Friday, 28 February 2014


I was concerned over the funding of the specialist Lyme Disease clinic in Winchester which opened only a few months ago so I e mailed Dr Christine McCartney PHE.

                                                                  Public Health England
                                                                  Rare and Imported Pathogens
                                                                  Porton Down Salisbury
                                                                  SP4 0JG
Ms J Drayson
25th February 2014

Dear Ms Drayson

PHE support for a Lyme clinic 

Dr McCartney has asked me to reply to your letter about support from Public Health England for a Lyme disease clinic at Winchester or another location.

I appreciate your concern that a clinic should be available on the South of England to cater for the needs of patients with Lyme and related illnesses, and indeed our intention is to support such a clinic as Dr McCartney stated at the Lyme Open Day. PHE is not a direct health service provider as clinical service provision is the responsibility of the NHS, and so any clinic has to be held under their auspices. We therefore have to partner with a suitable hospital Trust who are both willing to provide the service and who can offer the necessary facilities, staffing resilience to meet the demand within reasonable waiting times and ensure continuity of service, and clinical governance arrangements to ensure the service operates to the highest possible standards. To date the service has been provided by Winchester, funded through the normal NHS mechanisms for referral patients, and supported by PHE through provision of the extended range of tests without charge.

PHE are working to establish a permanent home for the clinic in a major NHS centre in the South of England, ideally with access to and participation from an academic infectious diseases group to support the clinical studies we believe are required to examine the diagnosis and management of Lyme disease and related illnesses in the UK and Europe. By hosting the clinic in a major centre we can facilitate access to the latest diagnostic support systems for management and research, ranging from MRI scanners to clinical immunology. As Lyme disease and similar conditions have protean manifestations and affect many systems in the body, it is important to be able to involve specialists in rheumatology, neurology, dermatology, cardiology, infectious diseases and other disciplines to offer the most comprehensive service.

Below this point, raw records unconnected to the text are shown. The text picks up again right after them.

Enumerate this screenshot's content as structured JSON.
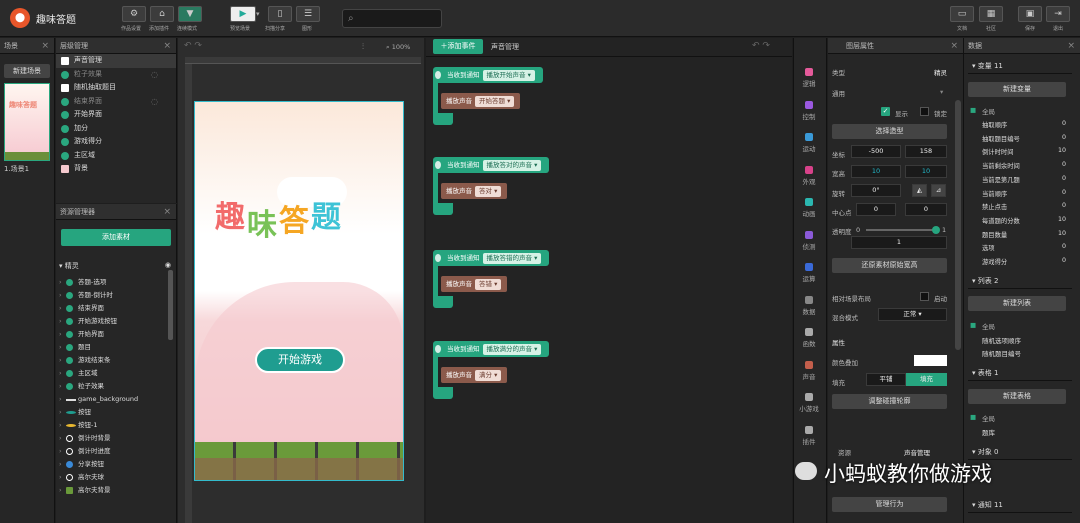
{
  "app": {
    "title": "趣味答题",
    "logo_icon": "logo-icon"
  },
  "toolbar": {
    "left": [
      {
        "label": "作品设置",
        "icon": "settings-icon"
      },
      {
        "label": "添加插件",
        "icon": "home-icon"
      },
      {
        "label": "连续模式",
        "icon": "mode-icon"
      }
    ],
    "mid": [
      {
        "label": "预览场景",
        "icon": "play-icon"
      },
      {
        "label": "扫描分享",
        "icon": "phone-icon"
      },
      {
        "label": "图形",
        "icon": "list-icon"
      }
    ],
    "right": [
      {
        "label": "文档",
        "icon": "book-icon"
      },
      {
        "label": "社区",
        "icon": "community-icon"
      },
      {
        "label": "保存",
        "icon": "save-icon"
      },
      {
        "label": "退出",
        "icon": "exit-icon"
      }
    ],
    "search_placeholder": ""
  },
  "scene_panel": {
    "title": "场景",
    "new_button": "新建场景",
    "thumb_label": "1.场景1",
    "thumb_title": "趣味答题"
  },
  "layer_panel": {
    "title": "层级管理",
    "items": [
      "声音管理",
      "粒子效果",
      "随机抽取题目",
      "结束界面",
      "开始界面",
      "加分",
      "游戏得分",
      "主区域",
      "背景"
    ]
  },
  "resource_panel": {
    "title": "资源管理器",
    "add_button": "添加素材",
    "group": "精灵",
    "items": [
      "答题-选项",
      "答题-倒计时",
      "结束界面",
      "开始游戏按钮",
      "开始界面",
      "题目",
      "游戏结束条",
      "主区域",
      "粒子效果",
      "game_background",
      "按钮",
      "按钮-1",
      "倒计时背景",
      "倒计时进度",
      "分享按钮",
      "高尔夫球",
      "高尔夫背景"
    ]
  },
  "stage": {
    "zoom": "100%",
    "title_chars": [
      "趣",
      "味",
      "答",
      "题"
    ],
    "start_button": "开始游戏"
  },
  "event_panel": {
    "add_button": "添加事件",
    "tab": "声音管理",
    "blocks": [
      {
        "trigger": "当收到通知",
        "notice": "播放开始声音",
        "action": "播放声音",
        "sound": "开始答题"
      },
      {
        "trigger": "当收到通知",
        "notice": "播放答对的声音",
        "action": "播放声音",
        "sound": "答对"
      },
      {
        "trigger": "当收到通知",
        "notice": "播放答错的声音",
        "action": "播放声音",
        "sound": "答错"
      },
      {
        "trigger": "当收到通知",
        "notice": "播放满分的声音",
        "action": "播放声音",
        "sound": "满分"
      }
    ]
  },
  "categories": [
    "逻辑",
    "控制",
    "运动",
    "外观",
    "动画",
    "侦测",
    "运算",
    "数据",
    "函数",
    "声音",
    "小游戏",
    "插件"
  ],
  "props": {
    "title": "图层属性",
    "type_label": "类型",
    "type_value": "精灵",
    "general": "通用",
    "show": "显示",
    "lock": "锁定",
    "choose_shape": "选择造型",
    "coord_label": "坐标",
    "x": "-500",
    "y": "158",
    "size_label": "宽高",
    "w": "10",
    "h": "10",
    "rotate_label": "旋转",
    "rotate": "0°",
    "center_label": "中心点",
    "cx": "0",
    "cy": "0",
    "alpha_label": "透明度",
    "alpha_min": "0",
    "alpha_max": "1",
    "alpha_value": "1",
    "restore_button": "还原素材原始宽高",
    "relative_label": "相对场景布局",
    "enable_label": "启动",
    "blend_label": "混合模式",
    "blend_value": "正常",
    "attr_title": "属性",
    "color_label": "颜色叠加",
    "fill_label": "填充",
    "fill_opt1": "平铺",
    "fill_opt2": "填充",
    "collision_button": "调整碰撞轮廓",
    "res_label": "资源",
    "res_value": "声音管理",
    "manage_button": "管理行为"
  },
  "data_panel": {
    "title": "数据",
    "var_section": "变量 11",
    "new_var": "新建变量",
    "scope": "全局",
    "vars": [
      [
        "抽取顺序",
        "0"
      ],
      [
        "抽取题目编号",
        "0"
      ],
      [
        "倒计时时间",
        "10"
      ],
      [
        "当前剩余时间",
        "0"
      ],
      [
        "当前是第几题",
        "0"
      ],
      [
        "当前顺序",
        "0"
      ],
      [
        "禁止点击",
        "0"
      ],
      [
        "每道题的分数",
        "10"
      ],
      [
        "题目数量",
        "10"
      ],
      [
        "选项",
        "0"
      ],
      [
        "游戏得分",
        "0"
      ]
    ],
    "list_section": "列表 2",
    "new_list": "新建列表",
    "lists": [
      "随机选项顺序",
      "随机题目编号"
    ],
    "table_section": "表格 1",
    "new_table": "新建表格",
    "tables": [
      "题库"
    ],
    "obj_section": "对象 0",
    "notice_section": "通知 11"
  },
  "watermark": "小蚂蚁教你做游戏"
}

An academic centre also allows us to involve the Clinical Research Network to support clinical studies in both General Practice as well as hospital cases.
A definitive system for caring for sufferers from Lyme and similar diseases has to include access for patients from the whole of the UK. To achieve this, we have to work with other major centres to establish common investigation pathways, case definitions, treatment regimens and protocols to record and share clinical data so that we can identify those therapies that work, and promulgate best practice. Therefore, we are also approaching centres in London and the rest of England to form a network of service providers within the NHS to meet the demand, and will liaise with colleagues in Scotland about arrangements for NHS Scotland.

Clearly this is going to take some time to set up. In the meantime, we will continue to support Winchester, subject to that Trust agreeing, in providing a service for Lyme patients and in ensuring continuity of care until the permanent solution is operational. Finally, the National Institute of Health Research recently awarded funds to a number of universities to work with PHE as Health Protection Research Units.

One of the programmes included in the Emerging Diseases unit award was on Lyme Disease. Although this is a relatively small programme, it is the basis on which a comprehensive study of Lyme Disease in the UK can be launched.

I hope this answers your concerns, but you will understand that we have a number of complex negotiations to undertake that will take time, and by their very nature will have to be confidential until agreements are signed.

Yours sincerely

Dr Tim Brooks
Clinical Services Director
Rare & Imported Pathogens Laboratory
Public Health England
Porton Down
Copy: Countess of Mar
Christine McCartney
Matthew Dryden
George Stafford

Clearly any specialist centre will only be as good as the open mindedness of it's doctors and their willingness to consider empirical treatment until more accurate testing is available, these doctors will learn from following their patients over time and following the emerging science on this complex disease.

I remain hopeful, this is an enormous step forward from the drawer full of replies I have had from the Health Protection agency and Dept of Health in the past seven years.